What I can say is that this isn't really a science fiction story, even if I'd have to classify it there and I'm sure it would be shelved there. The conceit is a telling of Jane Eyre in a far-future world, with various appropriate substitutions of skills, political situations, and personal backgrounds, but the science fiction setting stays firmly out of the way and has been heavily tweaked so that the story doesn't have to change. Future politics have been carefully rigged to produce concerns and sensibilities remarkably close to Victorian England. The title character is a generator technician rather than a governess, but she falls into a remarkably similar position in the household. There are other substitutions in the area of religion, location, and method of insanity, but the background never loses its feeling of being artificially designed around these characters who aren't naturally central to it. This is, in some ways, a feature, since Shinn is clearly having fun working out how to justify the story and the reader can play along.

This is, therefore, a romance novel with some gothic overtones given an SFnal coat of paint. If you know that going in and that's the sort of book you're looking for, I think it's a pretty good one. It has much of the appeal of a Regency romance, most notably a abundance of banter, while featuring a considerable reduction in the parade of clothing descriptions, fewer mind-numbing titles, and a world that, as an SF reader, feels more familiar and predictable than the Regency period. All in all, an enjoyable bit of fluff.

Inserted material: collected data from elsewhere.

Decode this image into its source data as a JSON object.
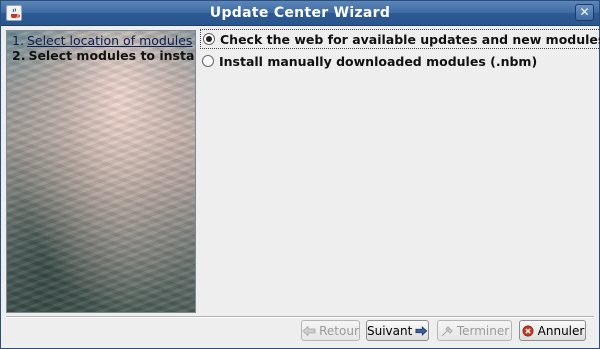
{
  "window": {
    "title": "Update Center Wizard"
  },
  "steps": [
    {
      "number": "1.",
      "label": "Select location of modules"
    },
    {
      "number": "2.",
      "label": "Select modules to install"
    }
  ],
  "options": [
    {
      "label": "Check the web for available updates and new modules",
      "selected": true
    },
    {
      "label": "Install manually downloaded modules (.nbm)",
      "selected": false
    }
  ],
  "buttons": {
    "back": "Retour",
    "next": "Suivant",
    "finish": "Terminer",
    "cancel": "Annuler"
  },
  "icons": {
    "app": "java-cup-icon",
    "close": "close-icon",
    "back": "arrow-left-icon",
    "next": "arrow-right-icon",
    "finish": "finish-icon",
    "cancel": "cancel-icon"
  }
}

If you've read Jane Eyre, remember it well, and read this book, I'm curious what you think of it. If, like me, you haven't, I'm not sure whether to tell you to go read the original or recommend this book, but I enjoyed it quite a bit. There may only be a few of us who like an occasional witty romance but would rather that all the old English trappings be replaced with a stock SF setting, but for however many of us there are, this is a book targetted directly at us.